If you want to make a switch from saving pretax dollars in a traditional individual retirement account, or IRA, to saving after-tax dollars, you can convert to a Roth IRA. However, Roth IRA conversions are subject to income taxes.
Roth IRA Conversion Taxes
In general, the entire amount of your tax-deferred retirement plan conversion to a Roth IRA will add to your taxable income for the year. For example, if you convert $35,000 from your 403(b) plan to your Roth IRA, you have to report an additional $35,000 of taxable income on your tax return for the year. You can use either Form 1040 or Form 1040A to file your taxes for the year of the rollover.

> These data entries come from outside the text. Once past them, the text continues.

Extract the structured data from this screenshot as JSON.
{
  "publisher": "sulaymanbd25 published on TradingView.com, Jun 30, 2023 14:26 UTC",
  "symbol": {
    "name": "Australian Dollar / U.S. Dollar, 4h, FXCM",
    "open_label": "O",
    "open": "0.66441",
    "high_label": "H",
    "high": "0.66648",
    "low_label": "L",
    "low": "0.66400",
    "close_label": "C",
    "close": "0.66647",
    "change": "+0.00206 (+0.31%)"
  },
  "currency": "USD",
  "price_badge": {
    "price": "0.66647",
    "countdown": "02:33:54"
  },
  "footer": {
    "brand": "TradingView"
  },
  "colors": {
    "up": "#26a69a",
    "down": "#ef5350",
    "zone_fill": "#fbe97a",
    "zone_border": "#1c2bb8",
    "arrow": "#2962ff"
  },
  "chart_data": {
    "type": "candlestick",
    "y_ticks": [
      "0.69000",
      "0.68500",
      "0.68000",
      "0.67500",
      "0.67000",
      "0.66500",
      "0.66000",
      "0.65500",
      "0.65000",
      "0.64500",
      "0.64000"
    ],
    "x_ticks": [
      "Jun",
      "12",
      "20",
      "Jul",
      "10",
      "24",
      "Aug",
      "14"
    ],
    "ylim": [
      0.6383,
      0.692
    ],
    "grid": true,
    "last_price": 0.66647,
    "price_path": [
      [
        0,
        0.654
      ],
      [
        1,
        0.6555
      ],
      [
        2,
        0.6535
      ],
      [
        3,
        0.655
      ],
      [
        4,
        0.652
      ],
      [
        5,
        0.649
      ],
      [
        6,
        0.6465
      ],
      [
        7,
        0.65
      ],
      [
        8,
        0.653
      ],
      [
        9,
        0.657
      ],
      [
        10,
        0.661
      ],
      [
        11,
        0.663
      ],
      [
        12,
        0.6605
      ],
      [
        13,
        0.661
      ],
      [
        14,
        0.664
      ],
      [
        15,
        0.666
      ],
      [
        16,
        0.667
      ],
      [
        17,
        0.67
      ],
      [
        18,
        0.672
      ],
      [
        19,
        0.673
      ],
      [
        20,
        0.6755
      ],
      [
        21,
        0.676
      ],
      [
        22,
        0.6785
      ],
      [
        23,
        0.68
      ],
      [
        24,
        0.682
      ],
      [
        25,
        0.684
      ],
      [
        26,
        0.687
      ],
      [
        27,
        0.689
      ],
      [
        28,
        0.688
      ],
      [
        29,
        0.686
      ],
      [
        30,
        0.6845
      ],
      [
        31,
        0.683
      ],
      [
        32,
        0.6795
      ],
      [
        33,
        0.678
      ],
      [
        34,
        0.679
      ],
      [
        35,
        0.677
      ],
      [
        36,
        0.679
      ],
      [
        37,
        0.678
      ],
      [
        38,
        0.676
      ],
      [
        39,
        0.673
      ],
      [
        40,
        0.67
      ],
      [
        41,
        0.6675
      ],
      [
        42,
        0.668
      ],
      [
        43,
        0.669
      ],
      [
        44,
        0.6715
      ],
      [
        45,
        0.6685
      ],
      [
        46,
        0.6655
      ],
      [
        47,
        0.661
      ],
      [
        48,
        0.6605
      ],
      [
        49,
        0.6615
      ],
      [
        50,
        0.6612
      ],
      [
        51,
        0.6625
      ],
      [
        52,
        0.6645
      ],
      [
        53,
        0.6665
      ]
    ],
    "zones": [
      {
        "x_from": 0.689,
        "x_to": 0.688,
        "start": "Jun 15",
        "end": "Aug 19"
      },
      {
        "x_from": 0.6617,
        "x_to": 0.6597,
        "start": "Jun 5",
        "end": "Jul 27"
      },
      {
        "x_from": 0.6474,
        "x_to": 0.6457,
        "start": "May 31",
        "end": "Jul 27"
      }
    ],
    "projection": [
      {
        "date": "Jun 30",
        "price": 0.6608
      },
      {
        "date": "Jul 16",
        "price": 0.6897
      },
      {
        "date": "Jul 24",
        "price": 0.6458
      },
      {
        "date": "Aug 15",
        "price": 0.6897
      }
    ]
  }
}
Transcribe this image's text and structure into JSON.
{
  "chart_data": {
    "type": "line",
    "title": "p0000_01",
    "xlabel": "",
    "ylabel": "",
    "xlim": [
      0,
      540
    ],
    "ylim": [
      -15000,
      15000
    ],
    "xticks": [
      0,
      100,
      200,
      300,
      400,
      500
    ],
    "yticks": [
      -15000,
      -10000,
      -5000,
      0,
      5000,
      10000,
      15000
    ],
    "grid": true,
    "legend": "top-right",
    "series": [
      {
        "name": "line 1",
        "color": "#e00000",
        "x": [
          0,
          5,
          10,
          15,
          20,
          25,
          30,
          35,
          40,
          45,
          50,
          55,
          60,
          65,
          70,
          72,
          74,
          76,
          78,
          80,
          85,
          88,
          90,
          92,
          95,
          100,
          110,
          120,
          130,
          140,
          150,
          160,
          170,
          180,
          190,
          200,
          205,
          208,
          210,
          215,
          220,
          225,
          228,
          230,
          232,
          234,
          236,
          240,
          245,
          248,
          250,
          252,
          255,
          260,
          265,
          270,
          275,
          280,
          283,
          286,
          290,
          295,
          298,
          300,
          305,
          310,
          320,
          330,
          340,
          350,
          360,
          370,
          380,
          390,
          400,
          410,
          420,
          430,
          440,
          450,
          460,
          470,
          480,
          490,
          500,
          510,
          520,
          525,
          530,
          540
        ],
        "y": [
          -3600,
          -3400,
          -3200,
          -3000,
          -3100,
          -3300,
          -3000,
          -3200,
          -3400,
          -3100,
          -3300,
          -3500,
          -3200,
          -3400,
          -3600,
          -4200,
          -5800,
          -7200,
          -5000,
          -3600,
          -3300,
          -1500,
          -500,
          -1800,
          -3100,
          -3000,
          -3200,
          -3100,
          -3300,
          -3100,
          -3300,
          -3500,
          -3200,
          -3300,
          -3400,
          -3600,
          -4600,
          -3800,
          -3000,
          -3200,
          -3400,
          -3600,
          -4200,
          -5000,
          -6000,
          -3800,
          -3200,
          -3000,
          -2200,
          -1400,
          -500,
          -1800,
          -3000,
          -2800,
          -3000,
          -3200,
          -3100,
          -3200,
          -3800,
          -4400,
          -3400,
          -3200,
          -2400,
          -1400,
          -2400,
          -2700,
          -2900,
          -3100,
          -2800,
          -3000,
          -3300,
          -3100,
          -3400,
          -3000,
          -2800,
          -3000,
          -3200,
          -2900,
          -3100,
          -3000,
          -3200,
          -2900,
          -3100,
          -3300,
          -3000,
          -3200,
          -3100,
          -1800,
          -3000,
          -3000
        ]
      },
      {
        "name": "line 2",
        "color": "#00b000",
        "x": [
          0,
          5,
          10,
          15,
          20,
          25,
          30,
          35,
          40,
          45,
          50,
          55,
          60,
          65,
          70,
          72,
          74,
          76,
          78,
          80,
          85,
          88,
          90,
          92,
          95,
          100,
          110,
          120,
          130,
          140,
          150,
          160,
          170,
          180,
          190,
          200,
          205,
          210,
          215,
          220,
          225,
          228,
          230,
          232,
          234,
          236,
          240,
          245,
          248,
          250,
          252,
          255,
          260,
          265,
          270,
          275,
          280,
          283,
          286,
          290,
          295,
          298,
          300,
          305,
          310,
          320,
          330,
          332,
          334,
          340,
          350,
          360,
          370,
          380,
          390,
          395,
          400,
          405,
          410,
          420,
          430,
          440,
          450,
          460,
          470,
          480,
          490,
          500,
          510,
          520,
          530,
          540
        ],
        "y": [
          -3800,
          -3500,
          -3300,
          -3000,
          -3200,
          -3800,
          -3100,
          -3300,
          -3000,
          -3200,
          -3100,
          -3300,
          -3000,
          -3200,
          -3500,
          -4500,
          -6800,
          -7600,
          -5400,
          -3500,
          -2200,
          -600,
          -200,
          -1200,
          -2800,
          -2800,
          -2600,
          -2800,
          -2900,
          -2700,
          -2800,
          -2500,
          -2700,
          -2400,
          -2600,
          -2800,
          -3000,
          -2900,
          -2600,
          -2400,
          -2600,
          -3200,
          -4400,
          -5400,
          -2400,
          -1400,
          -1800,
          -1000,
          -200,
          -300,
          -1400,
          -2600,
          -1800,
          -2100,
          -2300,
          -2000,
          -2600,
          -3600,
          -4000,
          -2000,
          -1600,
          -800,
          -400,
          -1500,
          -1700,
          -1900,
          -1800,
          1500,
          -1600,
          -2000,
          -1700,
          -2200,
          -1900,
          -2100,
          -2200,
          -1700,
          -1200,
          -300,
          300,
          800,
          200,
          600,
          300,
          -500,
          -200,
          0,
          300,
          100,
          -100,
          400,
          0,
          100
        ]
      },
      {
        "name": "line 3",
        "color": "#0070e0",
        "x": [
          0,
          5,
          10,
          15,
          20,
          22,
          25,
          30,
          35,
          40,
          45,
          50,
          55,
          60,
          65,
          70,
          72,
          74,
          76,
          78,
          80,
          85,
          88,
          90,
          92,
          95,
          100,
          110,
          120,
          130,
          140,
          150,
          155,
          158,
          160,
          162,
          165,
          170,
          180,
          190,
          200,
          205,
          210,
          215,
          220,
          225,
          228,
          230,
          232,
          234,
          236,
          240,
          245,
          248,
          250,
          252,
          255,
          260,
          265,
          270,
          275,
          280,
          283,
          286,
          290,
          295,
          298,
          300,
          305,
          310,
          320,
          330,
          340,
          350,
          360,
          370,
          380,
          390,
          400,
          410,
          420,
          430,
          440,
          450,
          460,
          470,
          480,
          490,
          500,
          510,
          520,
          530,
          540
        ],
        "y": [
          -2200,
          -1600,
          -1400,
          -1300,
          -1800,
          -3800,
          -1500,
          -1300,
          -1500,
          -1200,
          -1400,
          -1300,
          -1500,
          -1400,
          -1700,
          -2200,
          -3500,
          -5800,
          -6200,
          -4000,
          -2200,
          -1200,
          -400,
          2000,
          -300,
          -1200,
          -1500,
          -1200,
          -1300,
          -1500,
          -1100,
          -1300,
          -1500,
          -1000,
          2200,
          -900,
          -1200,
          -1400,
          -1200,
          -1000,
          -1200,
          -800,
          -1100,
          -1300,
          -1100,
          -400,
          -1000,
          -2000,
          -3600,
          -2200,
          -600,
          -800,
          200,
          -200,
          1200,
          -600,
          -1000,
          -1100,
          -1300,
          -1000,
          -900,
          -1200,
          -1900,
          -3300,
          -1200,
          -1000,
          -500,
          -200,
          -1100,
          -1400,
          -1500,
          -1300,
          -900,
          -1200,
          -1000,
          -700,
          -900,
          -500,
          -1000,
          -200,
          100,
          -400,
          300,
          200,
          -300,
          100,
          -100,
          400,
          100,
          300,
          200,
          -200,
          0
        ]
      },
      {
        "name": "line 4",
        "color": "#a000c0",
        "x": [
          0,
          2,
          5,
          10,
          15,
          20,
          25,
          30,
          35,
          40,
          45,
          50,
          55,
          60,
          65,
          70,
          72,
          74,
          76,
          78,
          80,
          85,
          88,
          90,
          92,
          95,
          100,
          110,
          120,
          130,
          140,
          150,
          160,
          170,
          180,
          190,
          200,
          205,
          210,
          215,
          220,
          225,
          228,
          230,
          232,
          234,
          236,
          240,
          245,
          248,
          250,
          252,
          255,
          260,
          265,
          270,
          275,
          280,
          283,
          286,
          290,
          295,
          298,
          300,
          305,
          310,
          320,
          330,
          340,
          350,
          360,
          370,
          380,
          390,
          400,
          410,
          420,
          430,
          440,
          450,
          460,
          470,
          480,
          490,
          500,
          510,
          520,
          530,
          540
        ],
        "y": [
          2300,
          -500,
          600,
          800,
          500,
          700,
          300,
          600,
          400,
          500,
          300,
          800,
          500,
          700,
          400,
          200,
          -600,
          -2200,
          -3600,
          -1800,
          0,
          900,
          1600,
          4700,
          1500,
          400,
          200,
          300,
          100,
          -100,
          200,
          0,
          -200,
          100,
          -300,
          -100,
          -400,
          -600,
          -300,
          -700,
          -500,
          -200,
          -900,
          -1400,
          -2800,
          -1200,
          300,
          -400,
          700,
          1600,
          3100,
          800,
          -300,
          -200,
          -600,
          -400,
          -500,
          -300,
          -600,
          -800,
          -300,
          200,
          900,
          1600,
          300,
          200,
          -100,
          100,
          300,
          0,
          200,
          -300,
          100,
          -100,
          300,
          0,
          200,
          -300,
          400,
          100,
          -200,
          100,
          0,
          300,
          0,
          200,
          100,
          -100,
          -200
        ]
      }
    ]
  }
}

Nondeductible Contribution Exception
In rare circumstances, you may have made contributions to your traditional IRA for which you choose not to claim an income tax deduction. In this case, the amount of your Roth IRA conversion that represents these nondeductible contributions can be converted tax-free. For example, if you convert a traditional IRA that has 42 percent nondeductible contributions, 42 percent of your conversion is tax-free. If you convert $30,000, $12,600 does not add to your taxable income -- only $17,400 is the taxable amount.
Tax Rates on Conversions
The taxable amount of your Roth IRA conversion is taxed at your marginal income tax rate, which gives you an incentive to time your conversion to a year that you fall in a lower income tax bracket. You may fall in a lower bracket if you are paid on commission and have a poor sales year, are unemployed for a large portion of the year or have many of adjustments and deductions. For example, if you fall in the 20 percent tax bracket, your conversion will be taxed at 20 percent.
Paying the Taxes
The Internal Revenue Service does not prohibit you from taking money from your tax-deferred retirement account to pay the taxes on the conversion. However, unless you are 59 1/2 years old, the IRS will charge not only income taxes on the amount not converted, but also a 10 percent early withdrawal penalty. For example, if you are 50 when you perform the conversion and you withdraw $3,000 to pay for taxes on the conversion, that $3,000 counts as taxable income and you owe a $300 tax penalty. Therefore, you should try to foot your income tax bill from funds outside of your tax-deferred retirement account.